Unsere Sprachdebatte wird natürlich auch anderswo geführt. Zum Beispiel in England. Tim Radford hat da im Guardian 25 Gebote für JournalistInnen aufgelistet. Sie sind nicht neu, Radford hat sie für ein kleineres Publikum schon vor 15 Jahren verfasst. Er begründet sie genauso gut verständlich, wie er es von anderen fordert: „Ich fragte mich, was man beim Schreiben einer Story nie vergessen darf. Die Antwort war laut und deutlich: Dass sie jemand lesen soll.“ Die Gebote kann sich jeder kurz durchlesen, der Texte schreibt. Vor allem für Punkt 20 hätte ich den Mann gern umarmt.
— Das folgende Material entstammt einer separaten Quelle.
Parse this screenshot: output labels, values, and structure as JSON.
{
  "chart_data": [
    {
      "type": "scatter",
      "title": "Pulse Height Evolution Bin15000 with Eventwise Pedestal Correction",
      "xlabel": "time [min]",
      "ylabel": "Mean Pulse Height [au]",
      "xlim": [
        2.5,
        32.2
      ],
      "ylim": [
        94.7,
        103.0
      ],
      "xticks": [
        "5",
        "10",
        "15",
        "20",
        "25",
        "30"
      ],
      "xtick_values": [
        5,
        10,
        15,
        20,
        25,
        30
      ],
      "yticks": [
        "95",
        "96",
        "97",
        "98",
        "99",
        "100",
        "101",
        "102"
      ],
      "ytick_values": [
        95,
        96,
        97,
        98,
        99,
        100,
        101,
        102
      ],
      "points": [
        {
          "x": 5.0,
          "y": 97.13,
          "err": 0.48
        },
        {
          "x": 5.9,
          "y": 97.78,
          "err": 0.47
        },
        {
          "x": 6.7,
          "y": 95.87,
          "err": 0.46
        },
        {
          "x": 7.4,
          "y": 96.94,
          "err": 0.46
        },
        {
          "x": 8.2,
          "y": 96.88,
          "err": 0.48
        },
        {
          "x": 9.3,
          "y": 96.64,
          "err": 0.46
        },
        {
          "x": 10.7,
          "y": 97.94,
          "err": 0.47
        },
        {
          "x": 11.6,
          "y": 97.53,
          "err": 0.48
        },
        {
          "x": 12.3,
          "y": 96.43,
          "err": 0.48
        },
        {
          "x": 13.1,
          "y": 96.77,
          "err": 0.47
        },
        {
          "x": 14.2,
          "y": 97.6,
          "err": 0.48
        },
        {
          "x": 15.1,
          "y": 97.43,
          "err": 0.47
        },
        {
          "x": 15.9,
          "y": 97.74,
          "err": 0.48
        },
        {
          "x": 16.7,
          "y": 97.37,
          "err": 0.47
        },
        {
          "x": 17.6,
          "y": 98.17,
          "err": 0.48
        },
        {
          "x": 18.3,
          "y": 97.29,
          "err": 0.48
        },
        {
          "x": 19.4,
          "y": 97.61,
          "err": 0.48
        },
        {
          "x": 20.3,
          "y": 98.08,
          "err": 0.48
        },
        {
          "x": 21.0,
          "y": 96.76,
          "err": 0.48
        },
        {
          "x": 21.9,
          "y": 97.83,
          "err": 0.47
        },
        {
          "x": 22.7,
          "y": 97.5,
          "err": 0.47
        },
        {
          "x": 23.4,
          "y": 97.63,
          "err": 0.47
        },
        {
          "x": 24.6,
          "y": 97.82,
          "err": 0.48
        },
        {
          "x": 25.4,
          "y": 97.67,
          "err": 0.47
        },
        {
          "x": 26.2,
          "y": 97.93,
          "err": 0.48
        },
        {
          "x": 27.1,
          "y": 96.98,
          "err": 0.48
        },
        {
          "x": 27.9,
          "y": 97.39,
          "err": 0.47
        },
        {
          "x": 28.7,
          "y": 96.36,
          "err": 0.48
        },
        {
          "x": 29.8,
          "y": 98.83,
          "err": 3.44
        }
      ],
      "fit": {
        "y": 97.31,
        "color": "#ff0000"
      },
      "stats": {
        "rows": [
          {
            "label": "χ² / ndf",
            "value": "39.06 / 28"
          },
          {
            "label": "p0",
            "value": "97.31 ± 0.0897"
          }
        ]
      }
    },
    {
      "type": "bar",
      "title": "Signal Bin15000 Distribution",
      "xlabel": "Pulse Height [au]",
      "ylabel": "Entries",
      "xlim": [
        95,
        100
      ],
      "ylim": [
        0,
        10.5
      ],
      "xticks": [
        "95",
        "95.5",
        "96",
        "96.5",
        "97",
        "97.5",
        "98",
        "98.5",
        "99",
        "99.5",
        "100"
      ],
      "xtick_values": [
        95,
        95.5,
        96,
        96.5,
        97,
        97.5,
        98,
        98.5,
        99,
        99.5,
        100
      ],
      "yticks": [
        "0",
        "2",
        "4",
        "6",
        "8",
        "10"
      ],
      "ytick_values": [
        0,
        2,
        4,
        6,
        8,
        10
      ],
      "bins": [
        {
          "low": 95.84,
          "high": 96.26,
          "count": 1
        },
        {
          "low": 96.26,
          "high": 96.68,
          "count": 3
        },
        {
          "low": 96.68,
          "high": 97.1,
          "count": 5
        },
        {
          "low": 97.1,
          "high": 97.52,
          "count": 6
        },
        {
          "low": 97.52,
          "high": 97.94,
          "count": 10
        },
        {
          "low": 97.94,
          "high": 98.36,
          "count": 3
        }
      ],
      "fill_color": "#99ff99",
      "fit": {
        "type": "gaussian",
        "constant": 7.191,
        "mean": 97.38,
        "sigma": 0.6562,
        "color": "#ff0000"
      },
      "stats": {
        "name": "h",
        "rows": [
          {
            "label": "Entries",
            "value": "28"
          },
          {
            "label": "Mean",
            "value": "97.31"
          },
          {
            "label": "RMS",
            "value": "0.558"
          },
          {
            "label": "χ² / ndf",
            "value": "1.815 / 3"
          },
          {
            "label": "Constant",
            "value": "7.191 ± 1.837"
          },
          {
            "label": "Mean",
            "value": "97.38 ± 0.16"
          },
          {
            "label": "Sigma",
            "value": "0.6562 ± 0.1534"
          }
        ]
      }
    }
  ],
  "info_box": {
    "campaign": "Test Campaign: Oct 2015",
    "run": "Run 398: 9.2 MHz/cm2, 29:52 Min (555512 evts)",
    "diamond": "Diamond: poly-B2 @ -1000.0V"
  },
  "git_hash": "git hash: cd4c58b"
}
20. English is better than Latin. You don’t exterminate, you kill. You don’t salivate, you drool. You don’t conflagrate, you burn. Moses did not say to Pharaoh: „The consequence of non-release of one particular subject ethnic population could result ultimately in some kind of algal manifestation in the main river basin, with unforeseen outcomes for flora and fauna, not excluding consumer services.“ He said „the waters which are in the river … shall be turned to blood, and the fish that is in the river shall die, and the river shall stink.“
3 Antworten auf „Manifest der einfachen Sprache – 25 Gebote für JournalistInnen“
Ich muss mich an dieser Stelle selbst ermahnen.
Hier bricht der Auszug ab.